Guiding Catalogue Enrichment with User Queries
Yupei Du, Jacek Golebiowski, Philipp Schmidt, Ziawasch Abedjan
TL;DR
The paper tackles the challenge of enriching dynamic product catalogs by addressing the low precision and relevance issues in knowledge graph completion (KGC). It proposes a query-guided (QG) triplet prediction approach that leverages user SELECT queries to extract entity-predicate pairs and guides KGE-based predictions, thereby reducing the candidate search space from $|\,\mathcal{E}\,| \times |\,\mathcal{P}\,| \times |\,\mathcal{E}\,|$ to $|\mathcal{E}|$. The method is evaluated on public KGs (DBPedia and YAGO 4) with query logs, showing substantial improvements in both automatic and human evaluations over a rejection-sampling baseline and alternative guidance . The authors also provide an open dataset of 1600 annotated entity-predicate pairs and compare query guidance with KG metadata and embedding-score guidance, demonstrating the practical benefits of using user queries for open and commercial KGs. The work has clear implications for improving catalog enrichment and search experiences in real-world systems.
Abstract
Techniques for knowledge graph (KGs) enrichment have been increasingly crucial for commercial applications that rely on evolving product catalogues. However, because of the huge search space of potential enrichment, predictions from KG completion (KGC) methods suffer from low precision, making them unreliable for real-world catalogues. Moreover, candidate facts for enrichment have varied relevance to users. While making correct predictions for incomplete triplets in KGs has been the main focus of KGC method, the relevance of when to apply such predictions has been neglected. Motivated by the product search use case, we address the angle of generating relevant completion for a catalogue using user search behaviour and the users property association with a product.

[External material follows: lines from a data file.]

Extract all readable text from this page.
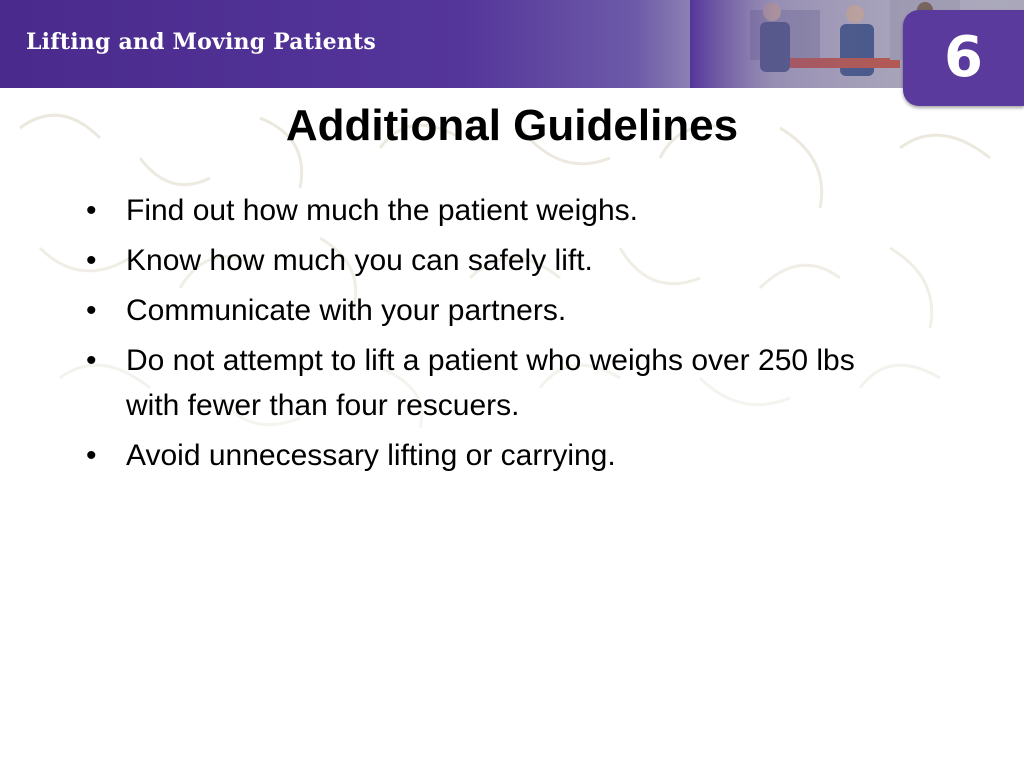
Lifting and Moving Patients	6
Additional Guidelines
• Find out how much the patient weighs.
• Know how much you can safely lift.
• Communicate with your partners.
• Do not attempt to lift a patient who weighs over 250 lbs with fewer than four rescuers.
• Avoid unnecessary lifting or carrying.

In this paper, we present our intuition for identifying enrichable data points and use general-purpose KGs to show-case the performance benefits. In particular, we extract entity-predicate pairs from user queries, which are more likely to be correct and relevant, and use these pairs to guide the prediction of KGC methods. We assess our method on two popular encyclopedia KGs, DBPedia and YAGO 4. Our results from both automatic and human evaluations show that query guidance can significantly improve the correctness and relevance of prediction.